Dalla galassia del credito bancario non sono arrivati commenti. Ufficialmente, tutti attendono i documenti, i testi ufficiali, per comprendere quale sarà l’effettiva portata del provvedimento deciso dal governo. Intanto, hanno parlato i fatti. O meglio i numeri. In Borsa, i titoli del settore hanno subito un robusto tracollo. E le voci che hanno circolato per tutta la giornata di ieri davano, in fumo, qualcosa come dieci miliardi in capitalizzazioni. Tra i peggiori ci sono stati, a metà mattinata, i titoli di Intesa Sanpaolo (-6,84%) e Monte dei Paschi (-6,39%). Qualche ora dopo, la dimensione della disfatta era quella di una Caporetto. Bper ha perduto, fino all’8,86% e Unicredit -6,4% e le perdite di Intesa e Mps sono aumentate di un intero punto percentuale. Sussurri apocalittici hanno iniziato a correre riferendo al pubblico che, con la scelta del governo, sarebbero stati a rischio i gustosi dividendi azionari.

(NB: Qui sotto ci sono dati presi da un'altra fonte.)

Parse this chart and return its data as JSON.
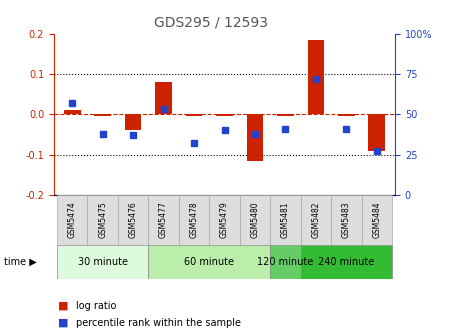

Reazioni più che entusiaste sono arrivate dalle organizzazioni dei produttori e dei consumatori. Unimpresa ha approvato la scelta di Palazzo Chigi puntando il dito contro “i tassi a zero sui conti corrente” che, insieme all’aumento del costo italiano, hanno comportato alle banche italiane “senza muovere un dito” extraprofitti da “più di 25 miliardi di euro l’anno”. Il vicepresidente Giuseppe Spadafora ha tuonato: “Approfittano della scellerata politica della Bce che, come denunciamo da tempo, non solo non produce gli effetti sperati sul fronte del contenimento dell’inflazione, ma sta cagionando rilevanti danni all’economia reale, con un impatto assai negativo sul credito sia in termini di maggiori interessi sia in termini di condizioni d’accesso sempre più stringenti”. Pure i consumatori sono soddisfatti. Assoutenti, però, chiede un ulteriore atto di impegno al governo dopo aver colpito gli extraprofitti delle banche: “In considerazione dell’attuale situazione di emergenza, con i prezzi ancora alle stelle e i mutui che salgono senza sosta, chiediamo – ha detto il presidente Furio Truzzi – un ulteriore passo, estendendo la tassa sugli extra-profitti a quelle realtà che negli ultimi anni hanno visto crescere enormemente i propri utili: pensiamo alle società farmaceutiche, ma anche all’e-commerce, alle assicurazioni, all’energia, multinazionali che hanno beneficiato prima della pandemia, e poi dell’aumento di prezzi e tariffe, e che ora devono essere chiamate a fare la loro parte aiutando la collettività, perché è intollerabile che pochi fortunati si siano arricchiti a discapito di molti”.